Чтобы уйти с чувством хотя бы остатков собственного достоинства, нужно было затеять скандал. Но не было сил. Большая часть мыслей была занята разрешением головоломки с казуистическими приключениями Бабича в минюсте. Это было главнее, чем хорошая мина здесь во флигеле. Лариса еще в тот момент не поняла, что эти вещи связаны самым прямым образом.
Весь прошлый вечер, едва отправив труп скоропостижно скончавшегося мужа в морг, Галина Агеевна просидела на телефоне, внедряя в общественное сознание нужную ей версию события. Лариса функционировала в этих разговорах как «жуткая баба», доведшая «великого художника» до инфаркта. Змея, пригретая на груди, уже захваченной грудной жабой. В своем неврологическом убежище Галина Агеевна собрала за последние месяцы целое досье на соперницу, ни одной секунды она не верила в кристально платонические отношения между Ларисой и Аристархом. Кстати, и никто не верил. Ну, хочет старик притворяться, называть это все «творческой дружбой», «высшим отцовством», «душевным родством», пусть.

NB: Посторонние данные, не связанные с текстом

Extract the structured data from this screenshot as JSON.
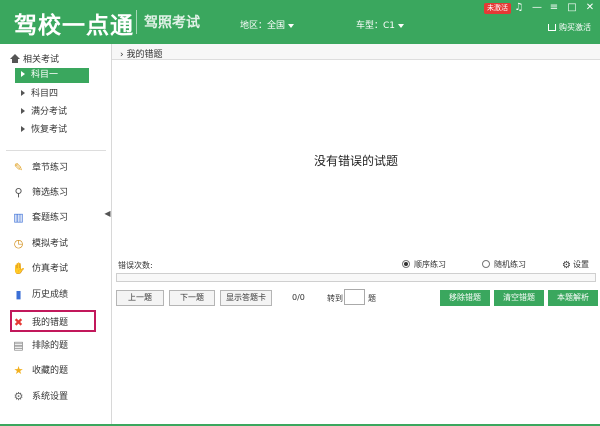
{
  "header": {
    "app_title": "驾校一点通",
    "subtitle": "驾照考试",
    "region_label": "地区：全国",
    "cartype_label": "车型：C1",
    "badge": "未激活",
    "buy_label": "购买激活"
  },
  "sidebar": {
    "section_title": "相关考试",
    "subjects": [
      "科目一",
      "科目四",
      "满分考试",
      "恢复考试"
    ],
    "menu": [
      {
        "label": "章节练习",
        "icon": "pencil-icon"
      },
      {
        "label": "筛选练习",
        "icon": "magnifier-icon"
      },
      {
        "label": "套题练习",
        "icon": "books-icon"
      },
      {
        "label": "模拟考试",
        "icon": "clock-icon"
      },
      {
        "label": "仿真考试",
        "icon": "hand-icon"
      },
      {
        "label": "历史成绩",
        "icon": "bar-chart-icon"
      },
      {
        "label": "我的错题",
        "icon": "red-x-icon"
      },
      {
        "label": "排除的题",
        "icon": "trash-icon"
      },
      {
        "label": "收藏的题",
        "icon": "star-icon"
      },
      {
        "label": "系统设置",
        "icon": "gear-icon"
      }
    ]
  },
  "main": {
    "breadcrumb": "我的错题",
    "empty_message": "没有错误的试题",
    "error_count_label": "错误次数:",
    "radio_sequential": "顺序练习",
    "radio_random": "随机练习",
    "settings_label": "设置",
    "btn_prev": "上一题",
    "btn_next": "下一题",
    "btn_answer_card": "显示答题卡",
    "counter": "0/0",
    "goto_label": "转到",
    "goto_suffix": "题",
    "btn_remove_wrong": "移除错题",
    "btn_clear_wrong": "清空错题",
    "btn_explain": "本题解析"
  },
  "colors": {
    "brand_green": "#3aa75e",
    "selected_border": "#c2185b",
    "badge_red": "#e53935"
  }
}
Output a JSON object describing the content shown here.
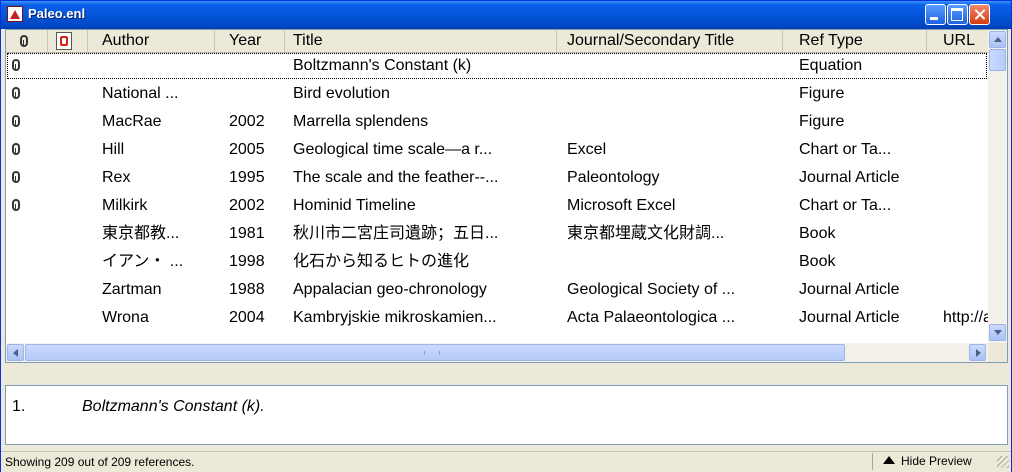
{
  "window": {
    "title": "Paleo.enl"
  },
  "columns": [
    {
      "key": "attachment",
      "label": "",
      "icon": "paperclip-icon"
    },
    {
      "key": "pdf",
      "label": "",
      "icon": "pdf-icon"
    },
    {
      "key": "author",
      "label": "Author"
    },
    {
      "key": "year",
      "label": "Year"
    },
    {
      "key": "title",
      "label": "Title"
    },
    {
      "key": "journal",
      "label": "Journal/Secondary Title"
    },
    {
      "key": "reftype",
      "label": "Ref Type"
    },
    {
      "key": "url",
      "label": "URL"
    }
  ],
  "rows": [
    {
      "attachment": true,
      "author": "",
      "year": "",
      "title": "Boltzmann's Constant (k)",
      "journal": "",
      "reftype": "Equation",
      "url": "",
      "selected": true
    },
    {
      "attachment": true,
      "author": "National ...",
      "year": "",
      "title": "Bird evolution",
      "journal": "",
      "reftype": "Figure",
      "url": ""
    },
    {
      "attachment": true,
      "author": "MacRae",
      "year": "2002",
      "title": "Marrella splendens",
      "journal": "",
      "reftype": "Figure",
      "url": ""
    },
    {
      "attachment": true,
      "author": "Hill",
      "year": "2005",
      "title": "Geological time scale—a r...",
      "journal": "Excel",
      "reftype": "Chart or Ta...",
      "url": ""
    },
    {
      "attachment": true,
      "author": "Rex",
      "year": "1995",
      "title": "The scale and the feather--...",
      "journal": "Paleontology",
      "reftype": "Journal Article",
      "url": ""
    },
    {
      "attachment": true,
      "author": "Milkirk",
      "year": "2002",
      "title": "Hominid Timeline",
      "journal": "Microsoft Excel",
      "reftype": "Chart or Ta...",
      "url": ""
    },
    {
      "attachment": false,
      "author": "東京都教...",
      "year": "1981",
      "title": "秋川市二宮庄司遺跡；五日...",
      "journal": "東京都埋蔵文化財調...",
      "reftype": "Book",
      "url": ""
    },
    {
      "attachment": false,
      "author": "イアン・ ...",
      "year": "1998",
      "title": "化石から知るヒトの進化",
      "journal": "",
      "reftype": "Book",
      "url": ""
    },
    {
      "attachment": false,
      "author": "Zartman",
      "year": "1988",
      "title": "Appalacian geo-chronology",
      "journal": "Geological Society of ...",
      "reftype": "Journal Article",
      "url": ""
    },
    {
      "attachment": false,
      "author": "Wrona",
      "year": "2004",
      "title": "Kambryjskie mikroskamien...",
      "journal": "Acta Palaeontologica ...",
      "reftype": "Journal Article",
      "url": "http://a"
    }
  ],
  "preview": {
    "number": "1.",
    "text": "Boltzmann's Constant (k)."
  },
  "status": {
    "text": "Showing 209 out of 209 references.",
    "hide_preview_label": "Hide Preview"
  },
  "colors": {
    "titlebar": "#0356d8",
    "selection_outline": "#000000",
    "scrollbar": "#b4cbfa"
  }
}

Но просто вся предыдущая его жизнь говорила за то, что такое с ним вряд ли может случиться. Сама Галина была всего семь лет назад превращена из гостиничного администратора в молодую супругу именно с помощью бурной постели.
Главного Галина Агеевна добилась – открыла приятелям Аристарха глаза на эту бабу-танк. Наличие «не остывшего еще тела» заставляло к предупреждениям отнестись всерьез.
Она опасна!
Собственно, и действительно опасна, угробила ведь мужика.
Она пойдет по трупам!
Пожалуй, что и пойдет.
Словно пелена упала с глаз, как выразился тот самый Сергей Иванович.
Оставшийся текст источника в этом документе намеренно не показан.